HOW TO GO
WHAT: "Jazz! Geoff Gallante" as part of the Entertainment Plus series
WHEN: 8 p.m. Saturday, May 7
WHERE: Fitton Center for Creative Arts, 101 S. Monument Ave., Hamilton
TICKETS: $15 for Fitton Center members; $20 for non-members. Purchase at www.fittoncenter.org
Musical prodigy Geoff Gallante has performed across the country, including gigs at the Kennedy Center, the White House and on national television shows.
And he’s done it all by the ripe old age of 14.
Gallante is a 14-year-old trumpet prodigy who will perform Saturday at the Fitton Center.
The young teen likes to be considered “old school,” he told the Journal-News in an interview.

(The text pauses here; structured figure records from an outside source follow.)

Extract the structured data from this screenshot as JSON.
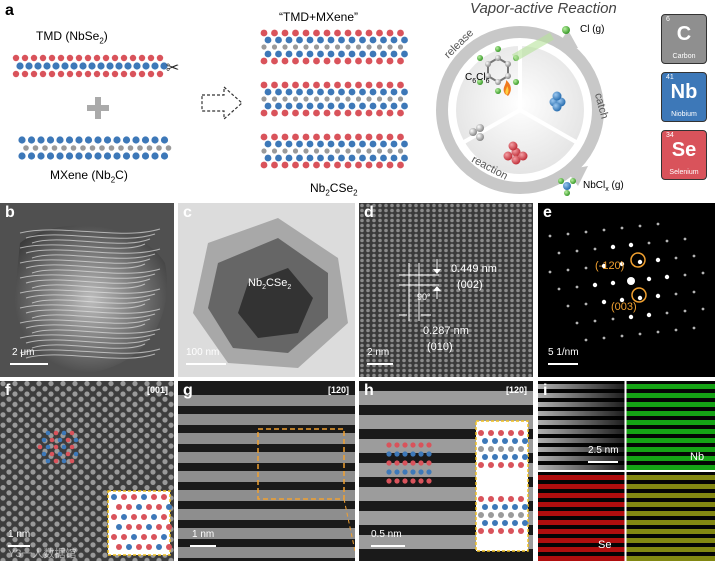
{
  "figure": {
    "panel_a": {
      "label": "a",
      "tmd_label": "TMD (NbSe",
      "tmd_sub": "2",
      "tmd_close": ")",
      "mxene_label": "MXene (Nb",
      "mxene_sub": "2",
      "mxene_close": "C)",
      "hetero_title": "“TMD+MXene”",
      "product_label": "Nb",
      "product_sub1": "2",
      "product_mid": "CSe",
      "product_sub2": "2",
      "vapor_title": "Vapor-active Reaction",
      "cycle": {
        "release": "release",
        "catch": "catch",
        "reaction": "reaction",
        "c6cl6": "C",
        "c6cl6_sub1": "6",
        "c6cl6_mid": "Cl",
        "c6cl6_sub2": "6",
        "cl_gas": "Cl (g)",
        "nbclx": "NbCl",
        "nbclx_sub": "x",
        "nbclx_tail": " (g)"
      },
      "elements": [
        {
          "number": "6",
          "symbol": "C",
          "name": "Carbon",
          "color": "#8f8f8f"
        },
        {
          "number": "41",
          "symbol": "Nb",
          "name": "Niobium",
          "color": "#3d78b8"
        },
        {
          "number": "34",
          "symbol": "Se",
          "name": "Selenium",
          "color": "#d9535b"
        }
      ]
    },
    "panel_b": {
      "label": "b",
      "scalebar": "2 μm"
    },
    "panel_c": {
      "label": "c",
      "scalebar": "100 nm",
      "annotation": "Nb",
      "annotation_sub1": "2",
      "annotation_mid": "CSe",
      "annotation_sub2": "2"
    },
    "panel_d": {
      "label": "d",
      "scalebar": "2 nm",
      "d1_value": "0.449 nm",
      "d1_plane": "(002)",
      "d2_value": "0.287 nm",
      "d2_plane": "(010)",
      "angle": "90°"
    },
    "panel_e": {
      "label": "e",
      "scalebar": "5 1/nm",
      "spot1": "(-120)",
      "spot2": "(003)"
    },
    "panel_f": {
      "label": "f",
      "zone_axis": "[001]",
      "scalebar": "1 nm",
      "watermark": "Y3一人数据馆"
    },
    "panel_g": {
      "label": "g",
      "zone_axis": "[120]",
      "scalebar": "1 nm"
    },
    "panel_h": {
      "label": "h",
      "zone_axis": "[120]",
      "scalebar": "0.5 nm"
    },
    "panel_i": {
      "label": "i",
      "scalebar": "2.5 nm",
      "nb_map": "Nb",
      "se_map": "Se"
    },
    "colors": {
      "se_atom": "#d9535b",
      "nb_atom": "#3d78b8",
      "c_atom": "#9a9a9a",
      "highlight": "#f0a030",
      "nb_map": "#19c019",
      "se_map": "#d01010"
    }
  }
}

"I play lots of straight ahead jazz, bebop. That is my style of music," Gallante said. "I don't really do a lot of funk or pop. I respect those, but I do music like Charlie Parker, Freddie Hubbard, Miles and Dizzy. That's where I am."
Despite national television appearances, Gallante, who also plays cornet and flugelhorn (cousins of the trumpet), manages to keep a normal schedule.
"I go to public school and do normal kid stuff," said the Washington, D.C., resident who takes private lessons with a musician who was in the Pershing's Own U.S. Army Band.
“You could count on both hands the people in the school who know what he does,” said Dave Gallante, who serves as his son’s manager.
He added that Gallante has continued his public school education and takes his homework on the road when he travels.
Gallante’s mother and grandmother were influences on his early musical success.
“His grandmother is one of his biggest fans and they share the love of jazz,” Dave Gallante said. “She is 90 and still plays jazz piano and still gets a weekly lesson.”
Gallante’s mother also played trumpet. Gallante was “enthralled” by the instrument after his mother showed him how to make a basic sound on it when he was 4 years old, his father said.
Gallante plans to study music once he graduates high school and eventually “live and survive as a jazz musician.”